Muhammadiyah Adalah Mitra Strategis Pemerintah, Bukan Oposisi

Salah satu spekulasi yang menguat adalah bahwa Muhammadiyah telah menguatkan posisinya sebagai oposisi pemerintah.

Muhammadiyah Adalah Mitra Strategis Pemerintah, Bukan Oposisi
Sumber gambar: www.goriau.com

MONDAYREVIEW.COM – Penolakan posisi Wakil Menteri Pendidikan dan Kebudayaan oleh Sekretaris Umum PP. Muhammadiyah Abdul Mu’ti mendapatkan apresiasi dari banyak pihak. Dalam unggahan medsosnya, Abdul Mu’ti menyatakan bahwa dirinya menolak setelah mengukur kemampuan dirinya dalam menjalankan amanah tersebut. Penolakan Abdul Mu’ti membuat kursi Wamendikbud tetap kosong hingga hari ini.

Banyak spekulasi beredar terkait penolakan Abdul Mu’ti yang berarti juga penolakan Muhammadiyah terhadap tawaran dari Presiden Jokowi. Salah satu spekulasi yang menguat adalah bahwa Muhammadiyah telah menguatkan posisinya sebagai oposisi pemerintah. Hal ini dikarenakan penolakan Sekum PP. Muhammadiyah terhadap tugas yang diberikan oleh pemerintah. Spekulasi tersebut dibantah oleh Ketua Umum DPP Ikatan Mahasiswa Muhammadiyah Najih Prastiyo.

Dalam keterangan tertulisnya Najih menyatakan bahwa Muhammadiyah tidak mengenal kata oposisi pemerintah. Muhammadiyah adalah mitra pemerintah dalam pembangunan bangsa. Kiprah Muhammadiyah adalah membantu kerja-kerja pemerintah untuk mendirikan lembaga-lembaga yang seharusnya menjadi tugas pemerintah. Misalnya pendidikan dan kesehatan. Oleh karena itu menurut Najih terlalu dangkal jika dianggap Muhammadiyah adalah oposisi pemerintah karena satu peristiwa saja.

Najih menguatkan argumennya dari sisi historis bahwa Muhammadiyah sejak zaman penjajahan senantiasa menggunakan politik kooperatif dan menghindari politik konfrontatif. Hal ini karena Muhammadiyah melihat kepentingan jangka panjang untuk melepaskan umat Islam dari kemiskinan dan kebodohan.

Muhammadiyah memang tidak mengenal sikap oposisi karena Muhammadiyah bukan organisasi politik. Muhammadiyah adalah organisasi kemasyarakatan atau civil society. Oposisi merupakan sikap partai politik yang merupakan control bagi kekuasaan.
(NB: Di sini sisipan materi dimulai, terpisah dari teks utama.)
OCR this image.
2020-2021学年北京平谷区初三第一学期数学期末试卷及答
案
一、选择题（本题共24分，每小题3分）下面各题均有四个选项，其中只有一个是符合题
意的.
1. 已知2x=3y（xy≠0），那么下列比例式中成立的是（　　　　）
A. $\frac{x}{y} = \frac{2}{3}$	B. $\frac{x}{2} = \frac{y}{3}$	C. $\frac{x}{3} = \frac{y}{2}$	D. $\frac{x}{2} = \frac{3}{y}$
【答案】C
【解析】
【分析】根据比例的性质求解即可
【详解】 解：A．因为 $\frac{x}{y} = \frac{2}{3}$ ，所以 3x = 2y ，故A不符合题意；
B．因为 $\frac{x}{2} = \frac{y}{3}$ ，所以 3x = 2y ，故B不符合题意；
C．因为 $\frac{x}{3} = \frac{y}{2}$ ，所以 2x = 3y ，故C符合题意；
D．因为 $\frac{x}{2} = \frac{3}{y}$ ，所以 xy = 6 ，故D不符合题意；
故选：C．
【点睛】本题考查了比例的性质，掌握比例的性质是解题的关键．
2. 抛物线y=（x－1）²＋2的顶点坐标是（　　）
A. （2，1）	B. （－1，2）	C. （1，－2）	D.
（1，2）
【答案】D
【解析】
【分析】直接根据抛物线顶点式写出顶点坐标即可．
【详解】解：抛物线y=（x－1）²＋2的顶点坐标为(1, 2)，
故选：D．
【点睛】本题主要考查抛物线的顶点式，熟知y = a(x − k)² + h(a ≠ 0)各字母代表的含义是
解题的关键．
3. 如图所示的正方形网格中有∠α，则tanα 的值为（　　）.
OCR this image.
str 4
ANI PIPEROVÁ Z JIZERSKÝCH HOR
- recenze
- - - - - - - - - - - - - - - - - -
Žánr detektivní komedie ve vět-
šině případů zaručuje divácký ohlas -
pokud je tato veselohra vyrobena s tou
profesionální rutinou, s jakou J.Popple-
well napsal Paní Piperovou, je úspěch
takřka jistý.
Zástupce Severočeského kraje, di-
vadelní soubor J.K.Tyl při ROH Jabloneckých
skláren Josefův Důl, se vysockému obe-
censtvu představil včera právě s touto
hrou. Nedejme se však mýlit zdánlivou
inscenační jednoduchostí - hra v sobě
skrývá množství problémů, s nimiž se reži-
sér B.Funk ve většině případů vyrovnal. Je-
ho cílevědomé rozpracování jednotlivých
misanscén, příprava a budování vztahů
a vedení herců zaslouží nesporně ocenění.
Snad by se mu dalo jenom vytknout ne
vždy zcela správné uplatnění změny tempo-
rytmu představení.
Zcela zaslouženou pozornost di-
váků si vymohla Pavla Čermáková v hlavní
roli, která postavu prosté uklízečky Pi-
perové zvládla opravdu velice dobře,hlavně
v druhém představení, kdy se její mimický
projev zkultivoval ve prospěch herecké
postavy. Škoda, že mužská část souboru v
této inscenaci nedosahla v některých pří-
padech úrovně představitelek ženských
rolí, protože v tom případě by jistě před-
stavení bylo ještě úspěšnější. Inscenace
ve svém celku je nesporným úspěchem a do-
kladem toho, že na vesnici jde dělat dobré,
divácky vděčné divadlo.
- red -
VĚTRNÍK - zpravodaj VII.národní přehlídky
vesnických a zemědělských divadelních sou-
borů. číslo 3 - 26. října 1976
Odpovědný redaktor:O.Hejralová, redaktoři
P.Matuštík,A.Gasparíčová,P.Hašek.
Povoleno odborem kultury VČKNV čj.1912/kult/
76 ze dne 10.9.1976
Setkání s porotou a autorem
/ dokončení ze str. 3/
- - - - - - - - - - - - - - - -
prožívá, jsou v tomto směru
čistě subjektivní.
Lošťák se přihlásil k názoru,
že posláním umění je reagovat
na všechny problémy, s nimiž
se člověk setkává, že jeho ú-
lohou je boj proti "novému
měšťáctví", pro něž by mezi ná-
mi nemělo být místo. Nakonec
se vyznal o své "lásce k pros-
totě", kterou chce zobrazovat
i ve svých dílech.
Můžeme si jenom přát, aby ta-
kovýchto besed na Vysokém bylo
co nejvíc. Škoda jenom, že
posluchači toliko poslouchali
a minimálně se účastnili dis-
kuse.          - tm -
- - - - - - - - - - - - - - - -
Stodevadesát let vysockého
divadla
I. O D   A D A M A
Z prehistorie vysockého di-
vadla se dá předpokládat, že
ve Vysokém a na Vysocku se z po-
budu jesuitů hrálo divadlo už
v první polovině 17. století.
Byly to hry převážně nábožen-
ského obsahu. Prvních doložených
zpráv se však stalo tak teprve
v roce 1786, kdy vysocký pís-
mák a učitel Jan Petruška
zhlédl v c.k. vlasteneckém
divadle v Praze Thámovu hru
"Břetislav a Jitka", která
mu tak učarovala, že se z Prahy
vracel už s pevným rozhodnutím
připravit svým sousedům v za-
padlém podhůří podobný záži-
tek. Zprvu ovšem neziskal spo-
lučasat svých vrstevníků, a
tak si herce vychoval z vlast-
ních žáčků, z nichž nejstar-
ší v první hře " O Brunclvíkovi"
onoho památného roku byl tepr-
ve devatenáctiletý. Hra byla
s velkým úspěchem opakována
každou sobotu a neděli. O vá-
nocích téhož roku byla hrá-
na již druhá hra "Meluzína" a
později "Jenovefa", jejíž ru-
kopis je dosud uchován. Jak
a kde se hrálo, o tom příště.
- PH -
Sementara Muhammadiyah sebagai ormas adalah mitra pemerintah. Sebagai mitra strategis pemerintah, Muhammadiyah dan pemerintah harus berkolaborasi membangun bangsa ini.

Namun Muhammadiyah pun bukan koalisi pemerintah yang pasti selalu membenarkan suara pemerintah. Muhammadiyah adalah organisasi yang juga memiliki sikap kritis atas dasar kemanusiaan, bukan kepentingan politik. Sehingga walaupun Muhammadiyah menjadi mitra pemerintah, namun sesekali Muhammadiyah mengingatkan pemerintah saat sudah keluar dari jalurnya. Misalnya persoalan omnibus law dan Pilkada Serentak Muhammadiyah menyampaikan pernyataan kritis terkait dua hal tersebut.

Mengatakan Muhammadiyah oposisi sama saja dengan menganggap Muhammadiyah adalah partai politik. Karena dalam sistem demokrasi, menjadi oposisi adalah tugas parpol, bukan tugas ormas. Muhammadiyah akan tetap dalam khittahnya sebagai ormas yang menjadi mitra strategis dan mitra kritis pemerintah. Walaupun banyak yang mencoba menarik-narik Muhammadiyah ke dalam pusaran politik, namun untungnya Muhammadiyah sudah mempunyai sistem dan aturan yang mapan yang membuatnya akan tetap menjadi civil society.

Walaupun Muhammadiyah tidak bisa ditarik ke politik, bukan berarti kader-kadernya anti politik. Kader-kader Muhammadiyah diperbolehkan untuk berpolitik dengan tetap membawa nilai-nilai KeIslaman dan Kemuhammadiyahan ke dalam politik. Kader Muhammadiyah dipersilahkan untuk bergabung dalam membantu kekuasaan atau menjadi oposisi dalam politik.